60歳定年を過ぎても働きたいです。60歳以降に給与が減ると給付が受けられることがあると聞いたのですが、どのような制度ですか? (2)高年齢雇用継続基本給付金について
60歳以降、給与が大幅に下がった場合に支給される雇用保険の高年齢雇用継続給付。 前回の(1)では、高年齢雇用継続給付の概要について取り上げましたが、今回はそのうちの「高年齢雇用継続基本給付金」の詳細について取り上げます。
高年齢雇用継続基本給付金の支給要件
高年齢雇用継続基本給付金は、図表1の(1)~(4)の支給要件をすべて満たしている場合に支給されます。
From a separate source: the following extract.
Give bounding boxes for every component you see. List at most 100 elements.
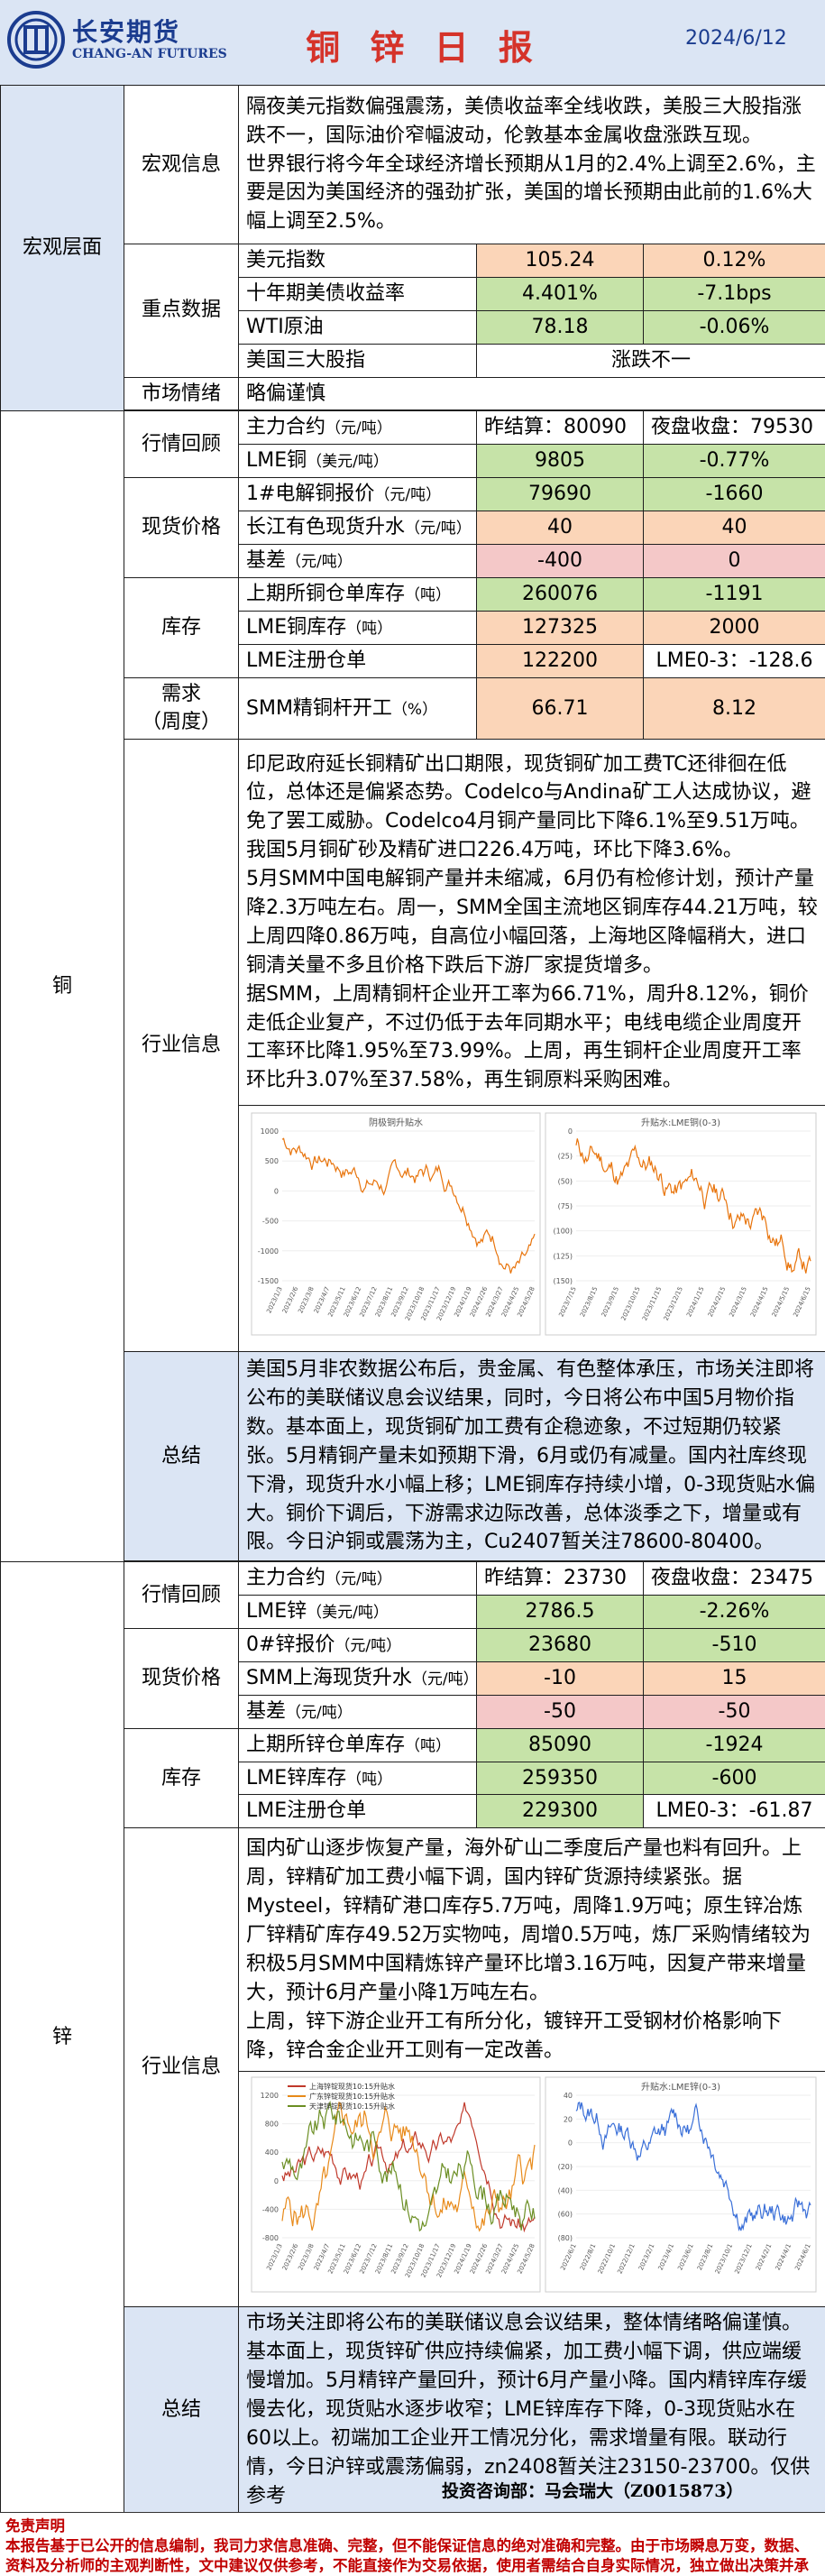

(1)のとおり、失業給付の基本手当を受給していないことが前提で、60歳の定年後も再雇用されて継続勤務し、大幅に給与が下がった人が対象になっているといえます。 (2)の「みなし賃金日額」とはいったい何かというと、実際は離職していないものの、その雇用保険の被保険者の60歳に達した日を離職の日とみなして算定した賃金日額の相当額です。 直前の6ヶ月間の総支給額(保険料等の控除前の額で賞与は除外)÷180の額がみなし賃金日額となります。 これに30を掛けることで月額に換算します。60歳に達した日において(4)を満たさず、雇用保険の被保険者であった期間が5年未満であるときは、5年に達した日を離職日とみなして、みなし賃金日額を算出します。
高年齢雇用継続基本給付金が支給される期間と支給額
高年齢雇用継続基本給付金は、雇用保険被保険者が60歳に到達した月から65歳に達する月までの支給対象月に支給されることになっています。支給対象月とは、初日から末日まで、雇用保険の被保険者であり、かつ、介護休業給付、育児休業給付、出生時育児休業給付金を受け取ることができる休業をしなかった月のことを指します。 支給期間の範囲は60歳時点で5年以上被保険者であった期間がある場合は、60歳到達月~65歳到達月が支給期間です。60歳到達後に被保険者であった期間が5年に達した場合は、その5年の到達月から65歳到達月までが支給期間となります。 各支給対象月の高年齢雇用継続基本給付金の額は、支給対象月の賃金に支給率を掛けて算出されます。その支給率については、賃金の低下率によって異なっています(図表2)。